The most common effect of those higher costs was decreased profits, while many businesses said they defrayed the increased expense by boosting productivity or by delaying, postponing, or eliminating other investments.

The NFIB gauged the responses of businesses that employ anywhere from two to 100 employees, meaning some of the respondents are large enough to be subject to “play or pay.” (Those with more than 50 full-time or full-time-equivalent employees must comply; learn how to properly count your employees here.)

There also appears to be a need for additional education: Only 17 percent of respondents to the NFIB survey said they're “very” familiar with the Affordable Care Act (ACA), while roughly half said they’re “somewhat” familiar. The complete NFIB report, which runs 58 pages, can be downloaded here.

Here in Minnesota, 57 percent of respondents to a Minnesota Chamber of Commerce survey said that they provide health insurance for employees—and 74 percent of those that do say costs are increasing. While only 5 percent of respondents said they would cease providing insurance in five years if costs keep climbing at the current rate, roughly three in five said they'd make changes to the coverage they offer.

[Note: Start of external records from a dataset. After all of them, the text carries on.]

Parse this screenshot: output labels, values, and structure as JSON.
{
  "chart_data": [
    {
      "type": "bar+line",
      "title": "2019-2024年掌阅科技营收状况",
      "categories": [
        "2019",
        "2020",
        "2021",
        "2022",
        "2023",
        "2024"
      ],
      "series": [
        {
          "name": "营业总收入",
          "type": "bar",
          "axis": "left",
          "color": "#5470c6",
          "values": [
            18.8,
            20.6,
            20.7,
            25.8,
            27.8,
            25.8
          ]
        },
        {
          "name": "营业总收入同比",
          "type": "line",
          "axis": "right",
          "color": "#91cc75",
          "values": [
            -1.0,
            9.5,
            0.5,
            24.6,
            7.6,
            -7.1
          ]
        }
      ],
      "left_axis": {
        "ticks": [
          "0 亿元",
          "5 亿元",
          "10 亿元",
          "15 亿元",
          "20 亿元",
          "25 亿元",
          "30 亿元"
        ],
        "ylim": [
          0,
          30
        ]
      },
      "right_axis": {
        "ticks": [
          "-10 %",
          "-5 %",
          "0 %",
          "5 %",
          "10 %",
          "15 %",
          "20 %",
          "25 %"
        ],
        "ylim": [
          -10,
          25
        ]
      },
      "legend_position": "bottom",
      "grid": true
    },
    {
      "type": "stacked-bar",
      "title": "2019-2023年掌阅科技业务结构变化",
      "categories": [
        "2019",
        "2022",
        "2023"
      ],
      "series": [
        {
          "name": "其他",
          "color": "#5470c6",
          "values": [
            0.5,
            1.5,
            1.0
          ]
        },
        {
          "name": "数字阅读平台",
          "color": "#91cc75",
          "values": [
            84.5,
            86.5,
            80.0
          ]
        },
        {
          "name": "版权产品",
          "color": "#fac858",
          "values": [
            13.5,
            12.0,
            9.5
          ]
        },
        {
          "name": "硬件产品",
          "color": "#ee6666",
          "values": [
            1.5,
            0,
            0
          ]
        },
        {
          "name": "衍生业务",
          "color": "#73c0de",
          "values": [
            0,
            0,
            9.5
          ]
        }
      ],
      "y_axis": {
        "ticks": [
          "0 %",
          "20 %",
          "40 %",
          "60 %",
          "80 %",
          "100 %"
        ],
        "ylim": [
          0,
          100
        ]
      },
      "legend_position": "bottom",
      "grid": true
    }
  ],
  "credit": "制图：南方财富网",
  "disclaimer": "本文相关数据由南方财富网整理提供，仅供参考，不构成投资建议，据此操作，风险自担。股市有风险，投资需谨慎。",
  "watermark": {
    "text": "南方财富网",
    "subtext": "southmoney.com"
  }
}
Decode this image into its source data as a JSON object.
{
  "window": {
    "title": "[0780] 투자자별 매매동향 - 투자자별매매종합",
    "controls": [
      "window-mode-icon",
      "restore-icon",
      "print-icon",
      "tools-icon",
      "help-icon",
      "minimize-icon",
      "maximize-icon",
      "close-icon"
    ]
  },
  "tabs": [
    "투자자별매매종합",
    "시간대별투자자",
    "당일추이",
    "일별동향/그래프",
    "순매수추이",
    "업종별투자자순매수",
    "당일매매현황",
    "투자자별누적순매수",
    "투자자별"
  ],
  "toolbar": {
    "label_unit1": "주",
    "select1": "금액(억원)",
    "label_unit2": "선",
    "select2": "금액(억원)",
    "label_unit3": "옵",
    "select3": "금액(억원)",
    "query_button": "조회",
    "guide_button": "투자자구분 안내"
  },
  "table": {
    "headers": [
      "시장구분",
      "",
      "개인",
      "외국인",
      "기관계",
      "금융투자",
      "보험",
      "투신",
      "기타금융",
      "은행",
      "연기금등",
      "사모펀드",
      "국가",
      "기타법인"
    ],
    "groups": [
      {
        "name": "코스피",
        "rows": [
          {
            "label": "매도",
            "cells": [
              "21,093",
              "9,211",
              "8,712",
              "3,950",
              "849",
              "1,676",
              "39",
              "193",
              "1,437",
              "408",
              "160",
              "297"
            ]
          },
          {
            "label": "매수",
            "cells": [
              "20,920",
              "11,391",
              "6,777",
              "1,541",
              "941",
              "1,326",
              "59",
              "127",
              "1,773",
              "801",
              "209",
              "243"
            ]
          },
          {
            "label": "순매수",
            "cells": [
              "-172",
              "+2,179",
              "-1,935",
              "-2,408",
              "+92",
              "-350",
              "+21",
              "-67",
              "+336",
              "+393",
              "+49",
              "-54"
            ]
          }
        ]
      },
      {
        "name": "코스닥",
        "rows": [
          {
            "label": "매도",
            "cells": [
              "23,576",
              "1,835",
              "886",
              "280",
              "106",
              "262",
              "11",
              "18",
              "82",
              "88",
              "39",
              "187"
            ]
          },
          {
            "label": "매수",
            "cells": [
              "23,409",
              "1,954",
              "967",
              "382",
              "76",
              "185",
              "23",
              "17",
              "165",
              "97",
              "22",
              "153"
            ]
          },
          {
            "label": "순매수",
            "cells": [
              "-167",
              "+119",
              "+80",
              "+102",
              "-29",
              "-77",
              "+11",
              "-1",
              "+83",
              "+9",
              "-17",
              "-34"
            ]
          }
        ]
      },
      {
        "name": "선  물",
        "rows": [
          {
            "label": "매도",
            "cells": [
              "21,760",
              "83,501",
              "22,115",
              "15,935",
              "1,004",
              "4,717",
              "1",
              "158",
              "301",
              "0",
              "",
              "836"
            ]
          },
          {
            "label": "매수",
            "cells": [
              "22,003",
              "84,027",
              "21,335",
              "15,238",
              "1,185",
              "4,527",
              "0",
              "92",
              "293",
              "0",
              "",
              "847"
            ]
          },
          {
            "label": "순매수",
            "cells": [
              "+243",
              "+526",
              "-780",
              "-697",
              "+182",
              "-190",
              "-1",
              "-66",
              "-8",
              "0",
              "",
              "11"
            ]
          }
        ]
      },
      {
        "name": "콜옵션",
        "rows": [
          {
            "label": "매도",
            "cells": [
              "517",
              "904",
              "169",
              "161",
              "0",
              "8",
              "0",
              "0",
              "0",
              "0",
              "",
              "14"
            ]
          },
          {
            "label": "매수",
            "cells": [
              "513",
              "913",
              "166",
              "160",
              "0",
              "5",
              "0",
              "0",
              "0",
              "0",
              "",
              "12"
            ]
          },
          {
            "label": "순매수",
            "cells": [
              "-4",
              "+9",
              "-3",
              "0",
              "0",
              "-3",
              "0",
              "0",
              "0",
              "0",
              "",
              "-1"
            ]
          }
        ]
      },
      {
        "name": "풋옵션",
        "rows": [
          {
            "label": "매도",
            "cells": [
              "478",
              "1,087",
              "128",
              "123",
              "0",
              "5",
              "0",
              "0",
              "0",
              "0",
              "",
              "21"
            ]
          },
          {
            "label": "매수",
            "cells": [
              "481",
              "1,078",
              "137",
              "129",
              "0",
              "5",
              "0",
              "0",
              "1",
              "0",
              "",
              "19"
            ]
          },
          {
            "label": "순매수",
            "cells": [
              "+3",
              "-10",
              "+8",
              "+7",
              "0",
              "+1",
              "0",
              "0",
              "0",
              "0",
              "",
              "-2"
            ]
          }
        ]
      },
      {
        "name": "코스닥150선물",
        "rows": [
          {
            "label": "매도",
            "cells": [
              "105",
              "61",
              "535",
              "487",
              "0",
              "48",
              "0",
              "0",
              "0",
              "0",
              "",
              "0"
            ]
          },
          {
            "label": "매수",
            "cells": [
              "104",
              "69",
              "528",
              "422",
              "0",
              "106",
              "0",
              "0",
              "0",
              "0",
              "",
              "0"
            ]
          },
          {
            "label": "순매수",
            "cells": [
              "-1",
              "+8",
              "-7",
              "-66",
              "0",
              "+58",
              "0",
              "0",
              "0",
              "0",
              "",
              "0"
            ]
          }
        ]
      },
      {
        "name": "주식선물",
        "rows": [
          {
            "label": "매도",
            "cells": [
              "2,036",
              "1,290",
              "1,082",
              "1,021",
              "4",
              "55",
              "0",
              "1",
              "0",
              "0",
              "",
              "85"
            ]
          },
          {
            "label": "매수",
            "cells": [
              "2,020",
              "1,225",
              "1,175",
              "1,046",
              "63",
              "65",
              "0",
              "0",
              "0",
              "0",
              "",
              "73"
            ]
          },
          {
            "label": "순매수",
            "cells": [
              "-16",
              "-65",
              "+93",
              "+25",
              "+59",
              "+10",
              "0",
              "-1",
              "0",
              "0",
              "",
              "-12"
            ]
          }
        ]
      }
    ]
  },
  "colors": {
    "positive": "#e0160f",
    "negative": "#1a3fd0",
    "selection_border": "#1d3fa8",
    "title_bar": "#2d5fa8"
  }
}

The Minnesota Chamber's survey, which was conducted in August, polled 350 Minnesota businesses of all sizes. Twenty-eight percent reported that health care is among the top two barriers to job creation.

Meanwhile, employees throughout the country are also bracing for what they anticipate will be higher health care costs. In a recent nationwide survey of employees conducted by the National Business Group on Health, a nonprofit association of more than 375 large U.S. employers, more than half of respondents (54 percent) believe their health insurance premiums will rise over the next year because of the ACA.

The long-term outlook is no better: 56 percent expect costs to jump over the next three to five years, and about 32 percent expect the quality of their health care benefits to decline during that period. That survey was directed at employers that have at least 2,000 employees, so it reflects largely those businesses that have historically offered coverage.

That’s not to say, however, that those respondents have found a better alternative: 47 percent said they are not confident that they could procure a health plan with the same or better quality than their current plan.

And new research released this month by the U.S. Chamber of Commerce and the International Franchise Association (IFA) suggests that employers are not only planning changes in response to the ACA—but some are already making them, despite the fact that “play or pay” was delayed until 2015.

For example, 28 percent of businesses that responded to the survey reported that the employer mandate will lead them to drop coverage for their employees in 2015.

And more than 30 percent of franchise businesses said they have already reduced worker hours, and 12 percent of non-franchise businesses said they’ve done the same. Meanwhile, 27 percent of franchise and 12 percent of non-franchise businesses said they have already replaced full-time workers with part-time employees because of the law. (That survey included both “large” and “small” employers.)